January 25, 2024

I Still Feel Shame for My Past Sins. What Should I Do?

Nathan W. Bingham & Sinclair Ferguson
I Still Feel Shame for My Past Sins. What Should I Do?

No matter how long someone has been a Christian, sometimes remembering sins from the past can bring feelings of shame. Today, Sinclair Ferguson explains how the gospel brings us peace when these thoughts arise.


NATHAN W. BINGHAM: Joining us this week on the Ask Ligonier podcast is Dr. Sinclair Ferguson. Dr. Ferguson, many Christians still feel shame for their past sins. What counsel would you give them, and how can the gospel help?

DR. SINCLAIR FERGUSON: Well, this is a great pastoral question. We feel shame for our past sins. What can we do to find help? I think the first thing I would say to somebody who said that to me would be: “I feel exactly the same way. And God’s people throughout the ages have often felt that.” In fact, Paul seems to assume that we will think that. In Romans, he says, “You think about the things you did in the past and you feel ashamed of them, and you realize that they brought no fruit to you.” So maybe the first thing to say is, “If that’s true of me, then I’m not alone,” that it’s been the experience of God’s people throughout the ages.

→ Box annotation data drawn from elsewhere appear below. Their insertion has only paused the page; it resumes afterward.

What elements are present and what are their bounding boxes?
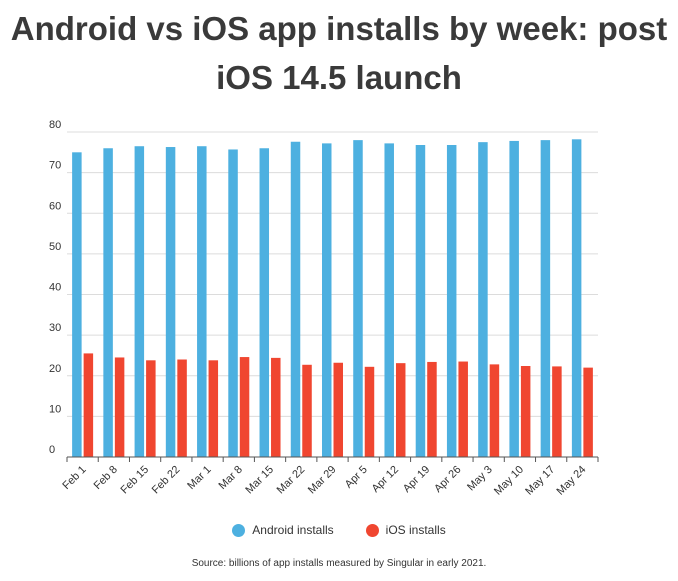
bar-android — [509, 140, 519, 457]
legend-item-ios: iOS installs — [365, 523, 446, 537]
chart-title: Android vs iOS app installs by week: pos… — [10, 10, 668, 96]
bar-android — [415, 145, 426, 457]
x-tick-label: Feb 8 — [92, 464, 120, 492]
x-tick-label: Mar 29 — [306, 464, 339, 497]
bars — [72, 139, 593, 457]
x-tick-label: May 3 — [465, 464, 495, 494]
bar-ios — [395, 363, 406, 457]
y-tick-label: 10 — [49, 403, 61, 415]
x-tick-label: Feb 1 — [60, 464, 88, 492]
bar-android — [228, 149, 238, 457]
x-tick-label: Apr 19 — [401, 464, 432, 495]
bar-ios — [302, 364, 312, 457]
bar-android — [384, 143, 394, 457]
bar-android — [571, 139, 582, 457]
bar-android — [197, 146, 207, 457]
x-tick-label: Feb 22 — [150, 464, 183, 497]
x-tick-label: Mar 22 — [275, 464, 308, 497]
x-tick-label: Mar 15 — [243, 464, 276, 497]
y-tick-label: 60 — [49, 200, 61, 212]
x-tick-label: Apr 26 — [432, 464, 463, 495]
bar-ios — [83, 353, 94, 457]
source-note: Source: billions of app installs measure… — [191, 558, 487, 569]
bar-android — [103, 148, 113, 457]
bar-android — [165, 147, 176, 457]
bar-ios — [458, 361, 468, 457]
bar-ios — [552, 366, 562, 457]
bar-android — [72, 152, 82, 457]
bar-android — [290, 141, 301, 457]
bar-android — [134, 146, 145, 457]
bar-ios — [208, 360, 219, 457]
bar-ios — [177, 359, 187, 457]
y-tick-label: 50 — [49, 241, 61, 253]
x-tick-label: Mar 1 — [185, 464, 213, 492]
y-tick-label: 30 — [49, 322, 61, 334]
android-swatch — [232, 523, 246, 537]
legend-item-android: Android installs — [232, 523, 334, 537]
y-tick-label: 40 — [49, 282, 61, 294]
y-tick-label: 0 — [49, 444, 55, 456]
bar-android — [540, 140, 551, 457]
bar-ios — [271, 357, 281, 457]
legend: Android installs iOS installs — [0, 523, 678, 537]
y-axis-ticks: 0 10 20 30 40 50 60 70 80 — [49, 119, 61, 456]
x-tick-label: Apr 12 — [370, 464, 401, 495]
x-tick-label: May 17 — [523, 464, 557, 498]
bar-android — [446, 145, 457, 457]
bar-android — [353, 140, 363, 457]
bar-ios — [583, 367, 593, 457]
x-tick-label: Apr 5 — [343, 464, 370, 491]
bar-ios — [146, 360, 156, 457]
x-tick-label: Mar 8 — [217, 464, 245, 492]
bar-ios — [427, 361, 437, 457]
y-tick-label: 80 — [49, 119, 61, 131]
bar-ios — [489, 364, 500, 457]
y-tick-label: 20 — [49, 363, 61, 375]
x-tick-label: Feb 15 — [119, 464, 152, 497]
bar-ios — [364, 366, 375, 457]
x-tick-label: May 24 — [555, 464, 589, 498]
ios-swatch — [365, 523, 379, 537]
bar-android — [259, 148, 270, 457]
bar-ios — [333, 362, 343, 457]
legend-label-ios: iOS installs — [385, 523, 446, 537]
bar-ios — [520, 366, 531, 457]
bar-android — [478, 142, 488, 457]
bar-ios — [239, 357, 250, 457]
x-tick-label: May 10 — [492, 464, 526, 498]
legend-label-android: Android installs — [252, 523, 334, 537]
bar-ios — [114, 357, 125, 457]
bar-android — [322, 143, 332, 457]
y-tick-label: 70 — [49, 160, 61, 172]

I remember reading Samuel Rutherford, who loved the Lord Jesus so much and wrote about Him so marvelously. In his letters, he says that the memory of the sins of his past were like a new fire being set off in his life, and that can happen. So, I think maybe one of the first things to say is we always need to look out for Satan. You know, financial people speak about “gilt-edged” stock in the United Kingdom. And I’ve sometimes thought that’s a good way of thinking also about the way Satan works, although you spell the word guilt in his case differently. He loves to dabble in our guilt. Calvin has an expression he uses in that connection. He says, “Sometimes Satan seeks to drive the saint to despair in this way.”

So, how do we respond? Well, I think there are two things to say here. First of all, we need to get the gospel right. And then second of all, we need to get the Lord Jesus right.

So, first of all, we need to get the gospel right. What does that mean? It means remembering that Christ died for our sins once for all. That means He did it once. He doesn’t need to do it again. He has done absolutely everything that is needed to pardon all my sins. He has done everything that is needed to deal with my shame.

If you think about what He went through at the cross, perhaps even stripped bear and assaulted, made an object of shame, why would His father allow that to happen? Why would they agree that He would do that? It was so that He would not only deal with the guilt of my sin by dying for me on the cross, but that He would also deal with the shame of my sin by the way in which He died as someone who was crucified. So, I think we need to remember that everything needed for our forgiveness has already been done.

The second thing to remember is that when we come to faith in Christ, our justification in Christ is absolutely perfect. I sometimes put it this way: if you could find the oldest and saintliest person in your church and bring them forward to the front of the congregation and then find the newest Christian, just a baby Christian just struggling to begin the Christian life, that elderly saint who may have suffered so much, been so faithful so long, is no more justified than this young Christian, and this young Christian is no less justified. Sometimes we allow Satan to absorb our minds with our shame because we’ve fallen into the temptation that our justification ebbs and flows, but it doesn’t. It’s given to us fully and finally—the righteousness of Jesus Christ fully and finally given to us the moment we become Christians.

So, we need to get the gospel right, and we need to ask the Spirit to help us to appropriate the truth of the gospel, to realize that as Jeremiah puts it—and interestingly, this is quoted twice in Hebrews, in Hebrews 8 and 10—God says to us, “In the new covenant, in Christ, I will remember your sins no more” (Jer. 31:34; Heb. 8:12; 10:16–17). So, we need to appreciate that God is not remembering them and not allow Satan to insist that we remember them, and when we do remember them, to bring them back to the Lord and seek and enjoy His forgiveness again.

And then, as I said, the second thing is to get the Lord Jesus right. I think there are Christians who feel that Jesus is just waiting there to hammer them. And I hope I’m not being misunderstood in saying this, but I think it’s so important that we understand Jesus is far more concerned about us than He is about our sins. I think sometimes we can have a view of Jesus that suggests what He’s really interested in is our sins because He died for them. But you see, He died for them because He was more interested in us than He is interested in our sins. He died for us in order to get rid of our sins, not to keep bringing up our sins.

And so, what we need to do is to keep turning our eyes to Christ. Many of the past masters of the spiritual life—and I’ve encountered this saying in several of them—have said something like, “For every look you take at yourself, make sure you take ten looks at Christ.” And I think if we begin to do that, we’ll begin to find that the Lord helps us to deal with the shame of our past.